薄っぺらい紙が手の中でくっきりと皺を刻み、細く長い指先が少しだけ赤らんで・・・。
「・・・そういうことか・・・。」
「何か言いましたか?」
ピクリと眉尻を動かしながら右京が窓の向こうからは目を離さずに尋ねる。
「いえ・・・別に。

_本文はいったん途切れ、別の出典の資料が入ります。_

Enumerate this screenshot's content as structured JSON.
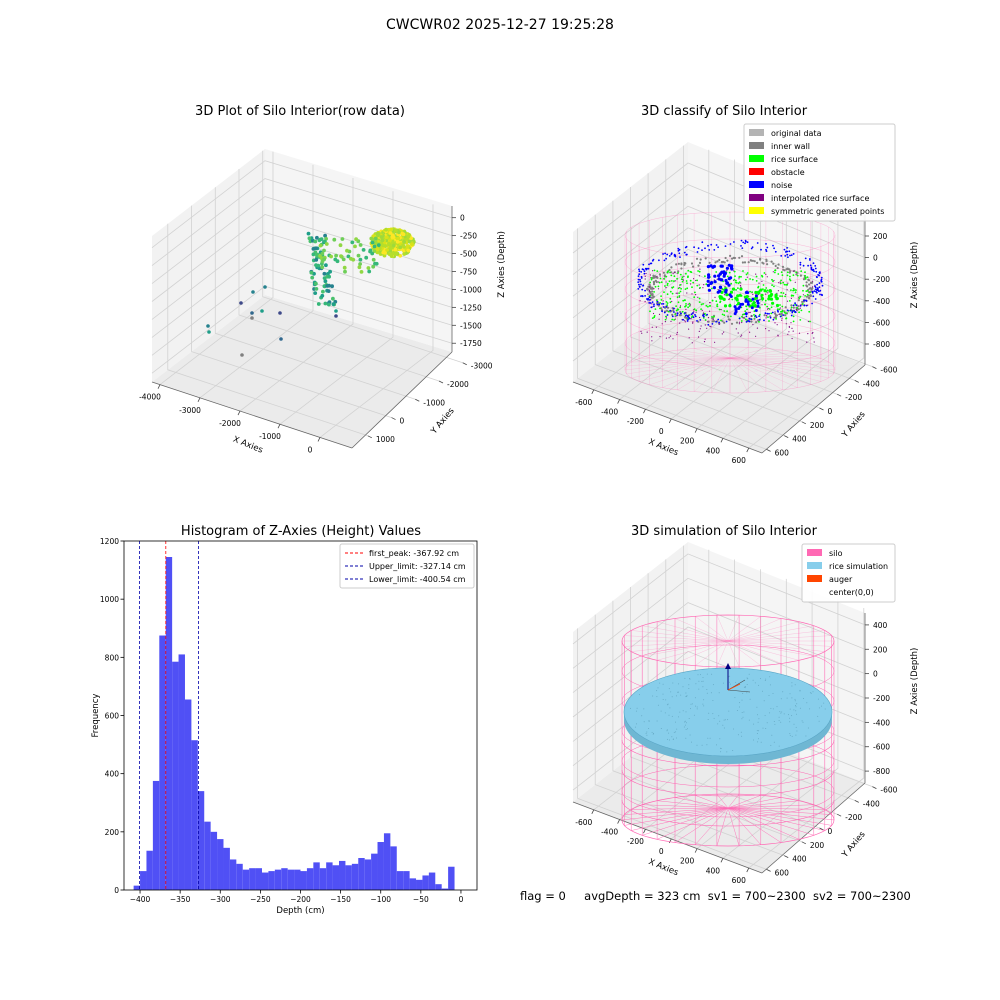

」
亘の一言も気にはなったが今は目の映る向こうの様子しか興味はないと、暗に伝えているようだった。
要するに、静かにしていろということか。
細かいことが気になるのと、重箱の隅を突きたくなるのと、納得できないことを右京自身が納得できるまでとことん調べ尽くして、相手が降参するか感情的になるまで止めないという、甚だ迷惑な癖を持つ右京。
事件捜査上では迷惑であっても非常に役に立つ癖であることは、警視庁の右京に関わった人間であれば、特によく理解している。
その割には一つだけ。
あまり得意ではないことが一つあることを、相棒になって数年目の亘も何となく気付いていた。
本人が苦手意識を持っているかどうかは別として。
沈黙が続く。
こちら側も、あちら側も。
動く気配がない。
この狭い続きの二部屋の中で最初に動いたのは意外な人物だった。
「・・・。」
亘の隣の影がゆらりと動く。
右京が後ろ手に組んだまま、右足を横に動かしたのだ。
直感でミラーの向こう側に行こうとしているのが分かり、思わず・・・亘がその腕を掴んだ。
「・・・?何ですか?」
「・・・いや・・・つまり。」
思ってもみなかった行動に、少々目を大きく開く右京の表情は案外珍しい。
「つまり・・・もう少し、待ちません?・・・あと、ちょっとだけ。」
数秒・・・特命係の視線が互いの胸の内を探る。
掴んでいた手の中の腕が少し緩んだ。
何も言わなかったが了承してくれたようで、足を元の位置に戻した。
「たまには、俺の言う事も聞いてくれるんですね。」
「・・・僕はそんなに聞き分けの悪い人間ではないつもりでしたが?」
「・・・十分、聞き分け悪いと思いますよ。ここに居てくれってお願いしてもじっとしてくれなかったじゃないですか。」
『現に、つい最近』そう言いかけたが、それについては黙っていることにした。
亘の内心、穏やかでない心情が再び表に出てきそうな気がして。
何とか醸し出さぬように、亘は両腕を胸の前で組み、自然と力を入れた。